Читаем Учитель полностью

На следующий день при встрече с директрисой, которая нашла способ столкнуться со мной в коридоре и стремилась обратить мое внимание кротким взглядом и смирением, достойным илота, я понял, что не только любви, но и жалости не испытываю к ней. Коротко и сухо ответить на вкрадчивые вопросы о моем здоровье, сдержанно поклониться и пройти мимо – все, что я мог; как и прежде, в то время и немного погодя присутствие директрисы и ее манеры производили лишь один эффект: оттесняли все, что есть во мне хорошего, и пробуждали во мне все дурное, порой изнуряли, но неизменно ожесточали мое сердце. Я видел, что ущерб нанесен, и бранил себя за это. Я всегда ненавидел тиранов, но едва заполучил самозваную рабыню, как медленно, но верно начал превращаться в того, кто мне был ненавистен! Какое-то низменное удовольствие доставлял этот приторный фимиам, который неустанно курила привлекательная и еще довольно молодая поклонница, в самом переживании этого удовольствия был раздражающий оттенок деградации. Пока она раболепно вилась вокруг меня, скользила, крадучись, я чувствовал себя и варваром, и пашой-сластолюбцем. Иногда я терпел ее подобострастие, другой раз порицал его. Но и мое равнодушие, и моя резкость в равной мере служили росту зла, которое я хотел искоренить.

Однажды я услышал ее слова, обращенные к матери:

– Как ему к лицу надменность! С этой высокомерной улыбкой он красив, как Аполлон.

Жизнерадостная старушка рассмеялась и ответила дочери, что та околдована, ведь красоты во мне нет и в помине, разве что я не горбат и лишен других уродств.

– А по мне, – продолжала она, – в этих очках он похож на сову.

Почтенная старушка! Не будь она так стара, толста и краснолица, я, пожалуй, расцеловал бы ее за эти разумные и правдивые слова – такие здравые по сравнению с болезненными заблуждениями ее дочери.

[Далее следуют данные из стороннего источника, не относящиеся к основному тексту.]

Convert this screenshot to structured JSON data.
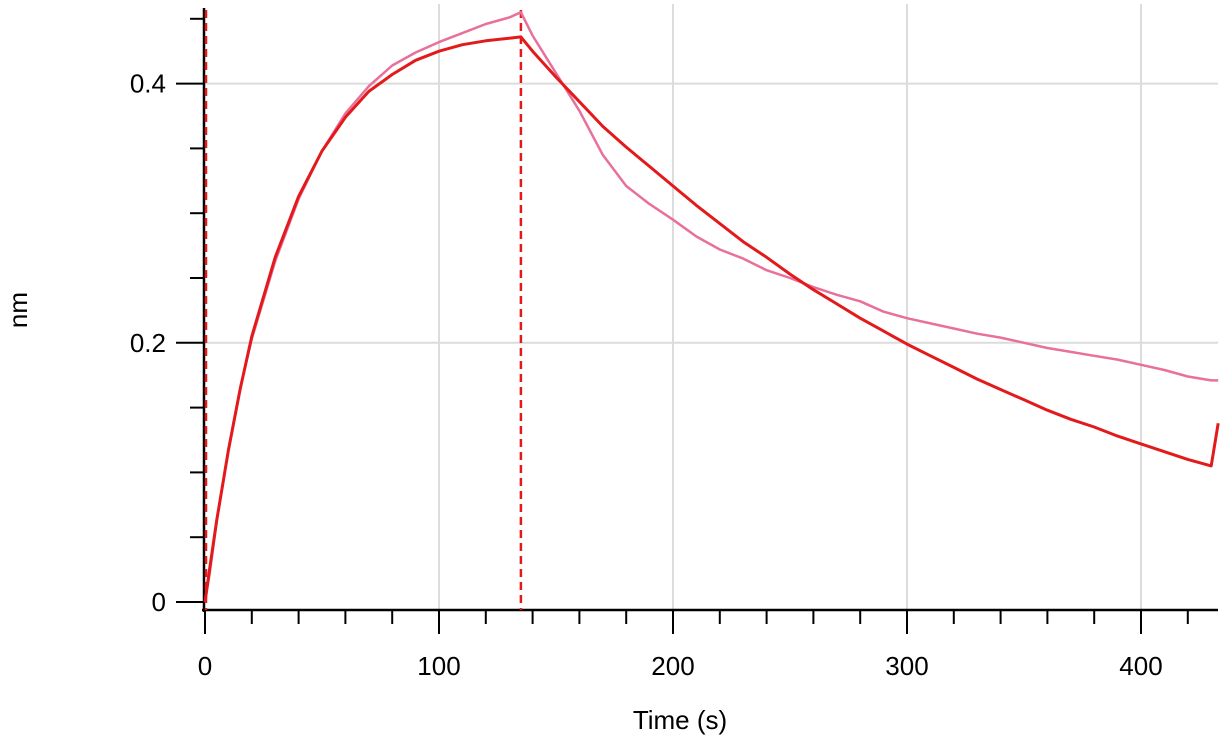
{
  "chart_data": {
    "type": "line",
    "xlabel": "Time (s)",
    "ylabel": "nm",
    "xlim": [
      0,
      433
    ],
    "ylim": [
      -0.005,
      0.458
    ],
    "x_ticks": [
      0,
      100,
      200,
      300,
      400
    ],
    "x_tick_labels": [
      "0",
      "100",
      "200",
      "300",
      "400"
    ],
    "y_ticks": [
      0,
      0.2,
      0.4
    ],
    "y_tick_labels": [
      "0",
      "0.2",
      "0.4"
    ],
    "grid": true,
    "vlines": [
      0,
      135
    ],
    "series": [
      {
        "color": "#e8709b",
        "x": [
          0,
          2,
          5,
          10,
          15,
          20,
          30,
          40,
          50,
          60,
          70,
          80,
          90,
          100,
          110,
          120,
          130,
          135,
          140,
          150,
          160,
          170,
          180,
          190,
          200,
          210,
          220,
          230,
          240,
          250,
          260,
          270,
          280,
          290,
          300,
          310,
          320,
          330,
          340,
          350,
          360,
          370,
          380,
          390,
          400,
          410,
          420,
          430,
          433
        ],
        "y": [
          0.0,
          0.022,
          0.062,
          0.118,
          0.165,
          0.203,
          0.263,
          0.311,
          0.348,
          0.377,
          0.398,
          0.414,
          0.424,
          0.432,
          0.439,
          0.446,
          0.451,
          0.455,
          0.437,
          0.408,
          0.379,
          0.345,
          0.321,
          0.307,
          0.295,
          0.282,
          0.272,
          0.265,
          0.256,
          0.25,
          0.243,
          0.237,
          0.232,
          0.224,
          0.219,
          0.215,
          0.211,
          0.207,
          0.204,
          0.2,
          0.196,
          0.193,
          0.19,
          0.187,
          0.183,
          0.179,
          0.174,
          0.171,
          0.171
        ]
      },
      {
        "color": "#e31a1c",
        "x": [
          0,
          2,
          5,
          10,
          15,
          20,
          30,
          40,
          50,
          60,
          70,
          80,
          90,
          100,
          110,
          120,
          130,
          135,
          140,
          150,
          160,
          170,
          180,
          190,
          200,
          210,
          220,
          230,
          240,
          250,
          260,
          270,
          280,
          290,
          300,
          310,
          320,
          330,
          340,
          350,
          360,
          370,
          380,
          390,
          400,
          410,
          420,
          430,
          433
        ],
        "y": [
          0.0,
          0.026,
          0.063,
          0.117,
          0.164,
          0.205,
          0.266,
          0.313,
          0.348,
          0.374,
          0.394,
          0.407,
          0.418,
          0.425,
          0.43,
          0.433,
          0.435,
          0.436,
          0.425,
          0.405,
          0.386,
          0.367,
          0.351,
          0.336,
          0.321,
          0.306,
          0.292,
          0.278,
          0.266,
          0.253,
          0.241,
          0.23,
          0.219,
          0.209,
          0.199,
          0.19,
          0.181,
          0.172,
          0.164,
          0.156,
          0.148,
          0.141,
          0.135,
          0.128,
          0.122,
          0.116,
          0.11,
          0.105,
          0.138
        ]
      }
    ]
  }
}
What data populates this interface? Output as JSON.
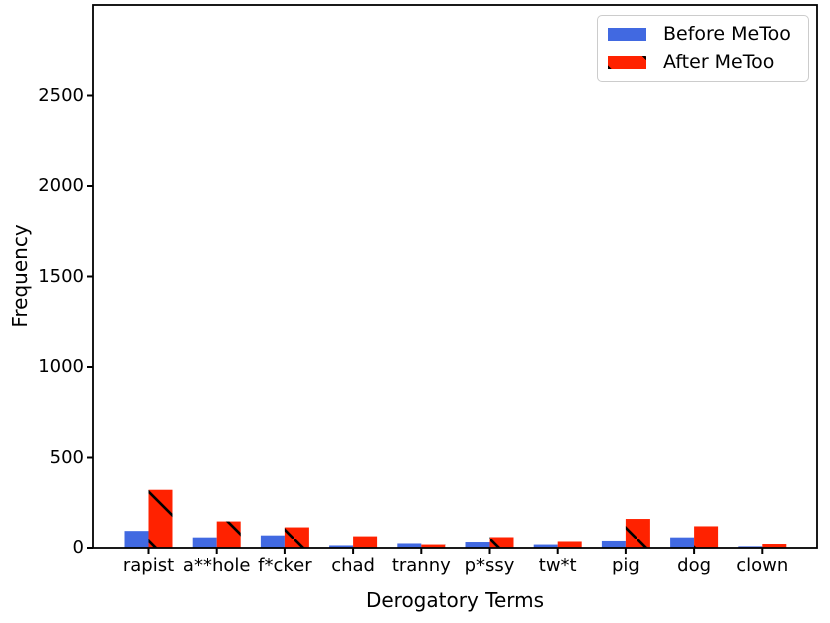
{
  "figure": {
    "background": "#ffffff"
  },
  "chart_data": {
    "type": "bar",
    "title": "",
    "xlabel": "Derogatory Terms",
    "ylabel": "Frequency",
    "categories": [
      "rapist",
      "a**hole",
      "f*cker",
      "chad",
      "tranny",
      "p*ssy",
      "tw*t",
      "pig",
      "dog",
      "clown"
    ],
    "series": [
      {
        "name": "Before MeToo",
        "color": "#4169e1",
        "hatch": "",
        "values": [
          93,
          57,
          68,
          14,
          25,
          33,
          19,
          39,
          57,
          9
        ]
      },
      {
        "name": "After MeToo",
        "color": "#ff2200",
        "hatch": "\\",
        "values": [
          322,
          146,
          113,
          63,
          19,
          58,
          36,
          160,
          119,
          22
        ]
      }
    ],
    "ylim": [
      0,
      3000
    ],
    "yticks": [
      0,
      500,
      1000,
      1500,
      2000,
      2500
    ],
    "legend": {
      "position": "upper right",
      "labels": [
        "Before MeToo",
        "After MeToo"
      ]
    },
    "grid": false,
    "axis_color": "#000000",
    "hatch_color": "#000000"
  }
}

Проснувшись наутро после своей безумной выходки, Пеле не помнил ничего из случившегося накануне ночью, а его мать, к счастью, не стала сообщать ему, что я был свидетелем этого позора. Больше он не пытался залить горе вином, но даже трезвый вскоре дал понять, что его душу разъедает ревность. Ему, как французу до мозга костей, была присуща и свойственная этому народу свирепость; впервые она обнаружилась в приливе пьяного гнева, некоторые проявления ненависти ко мне носили поистине демонический характер, а теперь их выдавали разве что мимолетные гримасы и вспышки в светло-голубых глазах, когда их взгляд встречался с моим. Он совершенно перестал общаться со мной, теперь я был избавлен даже от притворной вежливости. Эти взаимоотношения пробуждали в моей душе почти неуправляемый протест, вызывали нежелание жить в доме Пеле и служить у него, но кто избавлен от гнета обстоятельств? Не я, по крайней мере в то время: каждое утро я просыпался, сгорая от желания сбросить с себя ярмо и уйти с саквояжем в руке, вести хоть и нищую, зато свободную жизнь, но по вечерам, когда я возвращался из пансиона, в ушах у меня звучал приятный голос, перед глазами стояло лицо, такое умное, кроткое и вдумчивое, но вместе с тем нежное, я вспоминал характер – гордый и вместе с тем покладистый, чувствительный и благоразумный, серьезный и пылкий, меня тревожили и радовали оттенки чувства, жгучего и робкого, утонченного и простого, чистого и мощного, и видения новых уз, которые я стремился создать, новых обязательств, которые жаждал взять на себя, изгоняли из меня странника и бунтаря, призывали по-спартански стойко терпеть ненавистную мне участь.